Une revue de la littérature publiée dans Biomedecine & pharcocotherapy montre que récemment, il a été évoqué que des déséquilibres nutritifs, notamment en sels minéraux essentiels et en vitamines, pourraient jouer un rôle important dans le développement de cette pathologie. Les douleurs musculaires ont été associées à des carences en acides aminés, magnésium, sélénium, vitamine B et D, ainsi qu’aux effets délétères des métaux lourds (mercure, cadmium, plomb). 

Par ailleurs, des données indiquent que les déficits de certains nutriments essentiels pourraient perturber les mécanismes inhibiteurs de la douleur, favoriser la fatigue ainsi que d’autres symptômes liés à la fibromyalgie.

Il semblerait que la supplémentation par antioxydants et substances anti-ischémiques (tels que le sélénium, les précurseurs des acides aminés, la carnosine, la taurine, la mélatonine, les flavonoïdes, …) pourrait représenter une approche intéressante chez les sujets atteints de fibromyalgie. 

Des données de la littérature ont également suggéré que l’augmentation de l’IMC pourrait être corrélée à la sévérité des symptômes en lien avec la fibromyalgie. Encore une fois, des déséquilibres nutritionnels sont évoqués, des études ont montré des taux plasmatiques significativement plus bas en valine, leucine et isoleucine chez des individus obèses souffrant de fibromyalgie. D’autres évoquent un déficit de la métabolisation du tryptophane et de la sérotonine.

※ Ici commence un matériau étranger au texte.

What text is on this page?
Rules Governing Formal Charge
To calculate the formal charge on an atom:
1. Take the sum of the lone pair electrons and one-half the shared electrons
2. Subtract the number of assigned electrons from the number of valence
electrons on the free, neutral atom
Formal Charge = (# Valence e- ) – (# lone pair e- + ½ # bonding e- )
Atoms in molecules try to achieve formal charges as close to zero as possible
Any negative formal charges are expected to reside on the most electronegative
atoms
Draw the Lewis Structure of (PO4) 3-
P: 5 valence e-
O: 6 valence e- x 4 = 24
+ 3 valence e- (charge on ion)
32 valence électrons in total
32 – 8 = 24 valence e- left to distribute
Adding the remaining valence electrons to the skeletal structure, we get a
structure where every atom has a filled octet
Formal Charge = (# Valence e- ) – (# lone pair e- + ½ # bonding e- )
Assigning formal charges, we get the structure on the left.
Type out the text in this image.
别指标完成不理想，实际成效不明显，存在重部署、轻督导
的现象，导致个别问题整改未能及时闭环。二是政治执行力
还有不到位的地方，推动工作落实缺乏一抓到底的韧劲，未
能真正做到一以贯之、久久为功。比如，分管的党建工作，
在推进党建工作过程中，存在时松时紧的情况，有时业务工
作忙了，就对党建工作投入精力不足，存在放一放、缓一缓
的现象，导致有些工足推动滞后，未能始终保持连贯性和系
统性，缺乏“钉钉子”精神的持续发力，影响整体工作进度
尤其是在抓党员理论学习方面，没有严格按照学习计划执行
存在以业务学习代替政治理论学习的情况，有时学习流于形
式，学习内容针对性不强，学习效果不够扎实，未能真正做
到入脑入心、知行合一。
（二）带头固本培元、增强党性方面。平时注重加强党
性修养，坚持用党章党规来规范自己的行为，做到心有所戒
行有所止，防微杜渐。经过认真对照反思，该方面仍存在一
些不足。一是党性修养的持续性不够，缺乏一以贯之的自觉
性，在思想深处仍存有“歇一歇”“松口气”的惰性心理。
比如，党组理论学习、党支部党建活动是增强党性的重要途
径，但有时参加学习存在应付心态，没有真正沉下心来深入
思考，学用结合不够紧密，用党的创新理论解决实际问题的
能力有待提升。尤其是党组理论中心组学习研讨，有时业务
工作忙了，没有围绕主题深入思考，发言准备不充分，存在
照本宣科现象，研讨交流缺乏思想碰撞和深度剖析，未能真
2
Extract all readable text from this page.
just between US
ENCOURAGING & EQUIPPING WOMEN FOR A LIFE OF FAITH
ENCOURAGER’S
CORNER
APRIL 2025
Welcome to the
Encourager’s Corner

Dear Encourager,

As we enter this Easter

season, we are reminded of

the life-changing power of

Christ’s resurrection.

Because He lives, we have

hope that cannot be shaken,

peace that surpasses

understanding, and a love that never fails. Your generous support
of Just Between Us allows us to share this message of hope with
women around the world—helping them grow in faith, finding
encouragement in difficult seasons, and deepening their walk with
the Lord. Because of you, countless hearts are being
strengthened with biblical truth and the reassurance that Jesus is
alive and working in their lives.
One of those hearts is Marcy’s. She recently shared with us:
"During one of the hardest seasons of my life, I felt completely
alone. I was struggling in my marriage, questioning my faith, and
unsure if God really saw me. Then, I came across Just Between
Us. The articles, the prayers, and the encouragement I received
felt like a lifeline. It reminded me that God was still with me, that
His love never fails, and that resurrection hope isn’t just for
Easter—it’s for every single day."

Les auteurs de cette publication mentionnent qu’une approche nutritionnelle basée sur l’apport de certains sels minéraux et vitamines pourrait être intéressante chez les sujets atteints de fibromyalgie, en comblant certains déficits, combattant le stress oxydant et soutenant le système immunitaire. Plusieurs études ont mis en évidence les bénéfices sur les symptômes de la fibromyalgie d’une alimentation riche en fruits et légumes riches en nutriments anti-oxydants. 

Cependant, toutes ces hypothèses méritent d’être évaluées par des études randomisées et contrôlées de bonne qualité méthodologique.